At the time I got married, I was very thin, but within a year I had added more weight than I wanted from my wife's cooking. Eventually we ended up living on both the East and West coasts, where I worked as a journalist. We had two kids and a house in the suburbs, and later we moved to Montana, where we built a house overlooking a lake and also owned a cherry orchard a few miles away. During those 20 years of marriage we mostly ate traditional family fare, sometimes cooking from gourmet cookbooks. We prepared holiday feasts and ate at our share of good restaurants. I wouldn't say I took the abundance for granted; I just never thought about it.
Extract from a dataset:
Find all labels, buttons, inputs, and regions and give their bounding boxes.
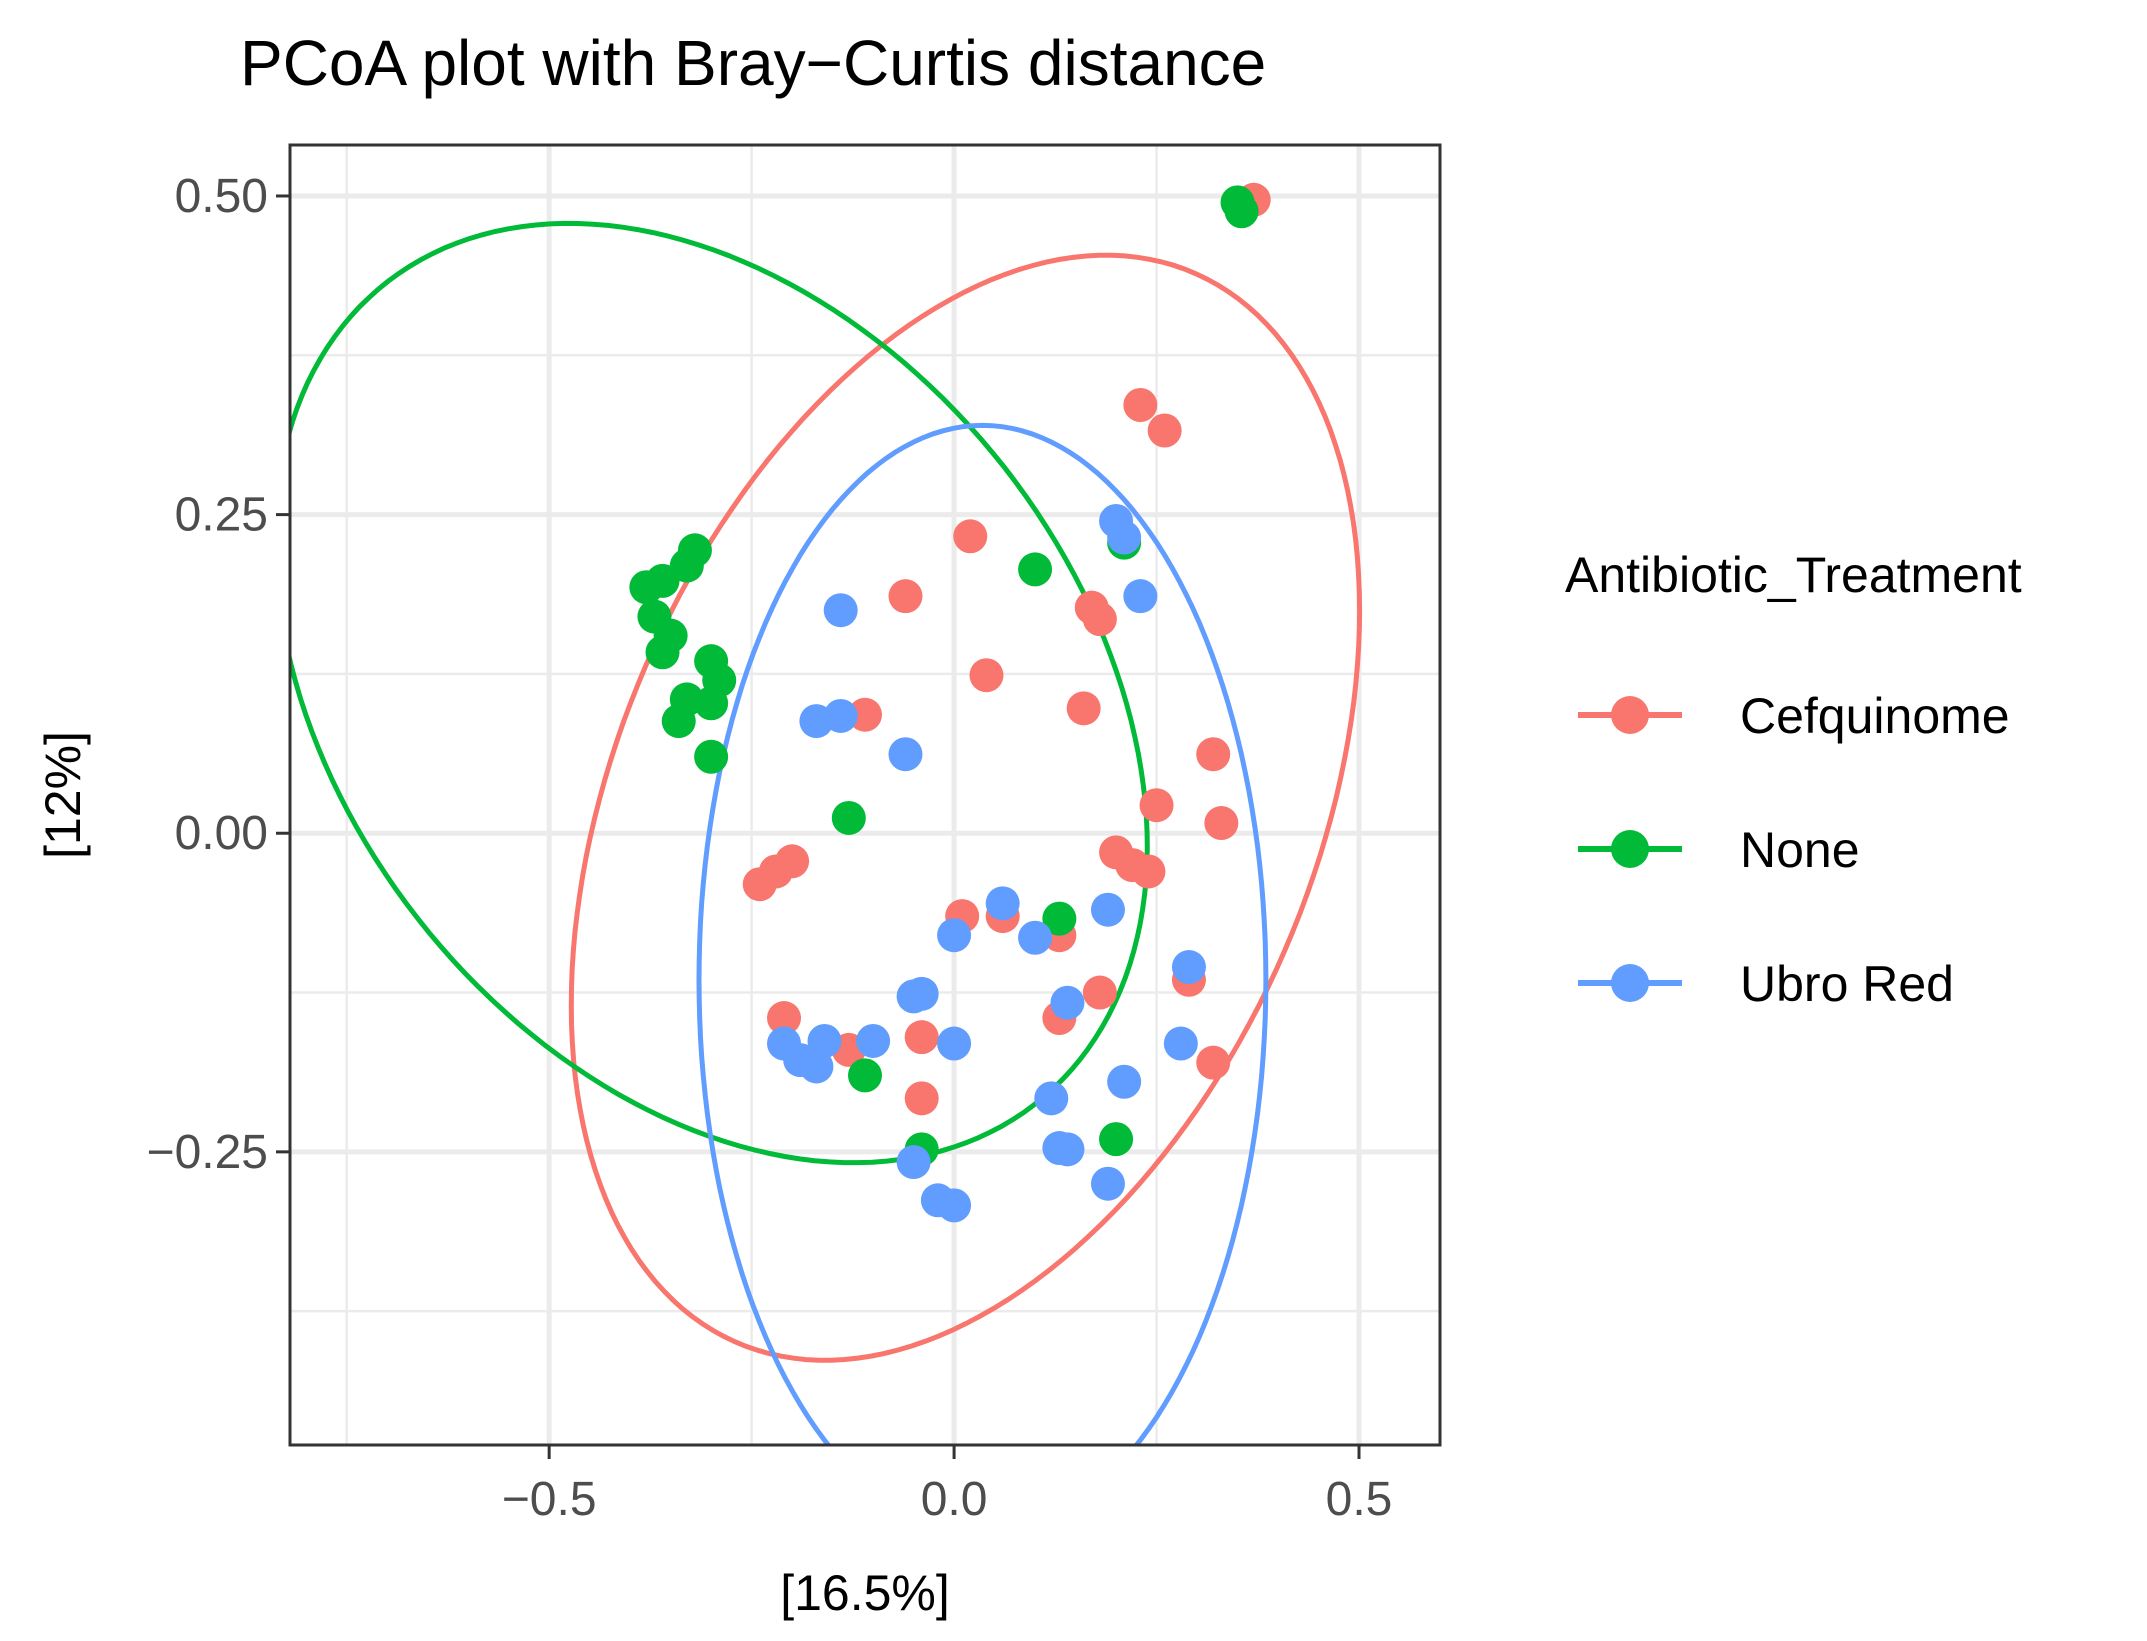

Years later, when I was single again, my writing and public relations consulting work fell way off because of the economy, and I became homeless. I had my truck and tent, and I put myself on waiting lists for senior housing while I Iived off the little work I did get and on my Social Security retirement payments once I became eligible. For years, I ate canned food and cereal at campgrounds, supplemented with dollar sandwiches at fast-food joints, mostly in the Southern California desert. It didn't seem so bad; it was just necessary. At holidays, I sometimes went for a free meal for the poor at churches.

Today, sometimes to my consternation, I eat much better. For the last three years — now that I have an apartment with a kitchen — I have had to keep an eye on my weight. This Thanksgiving, I longed for a festive dinner at home while watching football, something I had enjoyed in my previous life. I cooked a turkey breast with all the trimmings and bought a pie. It was a lot of work for one person, especially the cleanup. Now, like many Americans, I'm dieting to take off the pounds I put on from eating too much during Thanksgiving week.

Soon Christmas will be here, and I will have to make a decision about what to eat for dinner, and whether eating exactly as I'd like is worth having to diet again afterward. Whatever I decide, I don't want to forget the times when I was less fortunate and didn't have that choice to make — some many pounds ago.

Les Gapay is a freelance writer living in Rancho Mirage. In 2008, he wrote for The Times about being homeless, and in 2009, about finding an apartment.